It’s a popular truism that you’ll pay more for a convertible car during the summer months, as motorists aim to make the most of every last ray of sunshine.
If you’re looking to sell a cabriolet, your luck is in. With drivers sizzling and even the roads themselves melting in the heat, there has been an increase in convertible car browsing.
Proof that summer really has finally arrived, Motors.co.uk experienced a 37 per cen spike in convertible search traffic this week. The BMW 3 Series cabriolet is by far and away the most sought after drop-top, thanks to its premium image and four-seat practicality.
It was closely followed by the Saab 9-3, and Audi A3 and A4 – all up-market brands with rear seats and useable boots.

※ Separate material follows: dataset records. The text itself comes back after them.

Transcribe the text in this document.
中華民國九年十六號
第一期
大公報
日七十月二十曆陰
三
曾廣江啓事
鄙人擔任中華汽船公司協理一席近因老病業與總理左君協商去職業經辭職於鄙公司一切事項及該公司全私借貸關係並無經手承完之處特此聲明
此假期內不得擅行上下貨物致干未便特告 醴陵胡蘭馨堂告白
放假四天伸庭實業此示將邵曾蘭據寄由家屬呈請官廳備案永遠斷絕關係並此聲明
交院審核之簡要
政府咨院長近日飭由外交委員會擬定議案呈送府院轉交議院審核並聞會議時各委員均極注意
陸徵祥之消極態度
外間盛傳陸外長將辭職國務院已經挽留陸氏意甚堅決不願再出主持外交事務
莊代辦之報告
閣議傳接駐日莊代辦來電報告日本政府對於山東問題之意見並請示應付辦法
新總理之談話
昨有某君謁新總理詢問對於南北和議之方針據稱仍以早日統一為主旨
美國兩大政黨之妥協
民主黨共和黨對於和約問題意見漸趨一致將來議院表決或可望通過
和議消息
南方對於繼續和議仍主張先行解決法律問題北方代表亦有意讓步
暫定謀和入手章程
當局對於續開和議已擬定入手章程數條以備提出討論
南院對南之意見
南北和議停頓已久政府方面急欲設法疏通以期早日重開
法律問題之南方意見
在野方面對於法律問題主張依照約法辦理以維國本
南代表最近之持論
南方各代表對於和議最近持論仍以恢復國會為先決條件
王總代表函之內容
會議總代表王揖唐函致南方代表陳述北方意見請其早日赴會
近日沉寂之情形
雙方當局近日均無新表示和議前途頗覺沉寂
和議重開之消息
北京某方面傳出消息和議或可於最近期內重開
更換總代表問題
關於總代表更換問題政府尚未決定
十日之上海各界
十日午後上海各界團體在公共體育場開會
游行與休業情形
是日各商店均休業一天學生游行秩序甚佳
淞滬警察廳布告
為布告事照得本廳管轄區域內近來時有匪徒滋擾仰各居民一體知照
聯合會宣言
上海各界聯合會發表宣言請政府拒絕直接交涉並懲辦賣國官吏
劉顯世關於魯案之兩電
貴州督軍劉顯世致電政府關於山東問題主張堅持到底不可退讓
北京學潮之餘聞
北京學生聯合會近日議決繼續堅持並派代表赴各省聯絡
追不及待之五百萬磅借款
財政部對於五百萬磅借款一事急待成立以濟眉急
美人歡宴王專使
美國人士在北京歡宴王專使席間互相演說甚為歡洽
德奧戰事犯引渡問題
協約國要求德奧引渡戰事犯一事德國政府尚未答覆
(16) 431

Obviously, there will be naysayers that warn that a cloth convertible roof will not be as secure or water resistant, particularly as the car ages. So what do you do if you’ve got a hankering for some wind-in-the-hair motoring? We spoke to Tim Naylor of British Car Auctions, a man who has seen the best and the worst convertible motors to go under the hammer – to give us his top five tips for buying an open-top motor:
Do your homework
Read up on the make and model you are interested in and have a good idea of what the car is worth, taking into account the age, mileage and condition. If you don’t ‘know’ cars, then bring someone with you who does when you buy.
Check the car
Always thoroughly check the car's overall exterior visible condition – paintwork, trim, tyres – and the interior – seats and carpets, for example – before deciding to buy. Take a test drive if you can. Always check the hood mechanism works smoothly and fits tightly when raised. Also check the hood fabric for damage or repairs, as they’re expensive to replace.
If you are buying an older car privately, set aside some funds for a post-sale service and consider that you may need some minor repairs carried out. Remember that running costs on a performance sports convertible may be significantly higher than a typical family hatchback.
Use a data checking service which will help establish that the car is not stolen, been scrapped or written off or had a registration plate change. Ask the seller to provide a service history for the car you are interested in – on ‘younger’ prestige vehicles or sports cars this should ideally be with the supplying dealer. On older vehicles ask to see recent MOTs and check if the mileage data stacks up. Don’t get too possessive about a particular vehicle and overlook some obvious faults
or misleading information – if the history looks wrong, then walk away.
If a convertible is to be your only car can you live with it? Factors such as boot and interior space, visibility, road noise and driving position may be compromised, particularly on sports models. If you keep the car for one summer and then try to sell it in the autumn or winter because you realise you don’t enjoy driving a convertible in the rain (or worse… snow) then you may end up losing a considerable amount of money.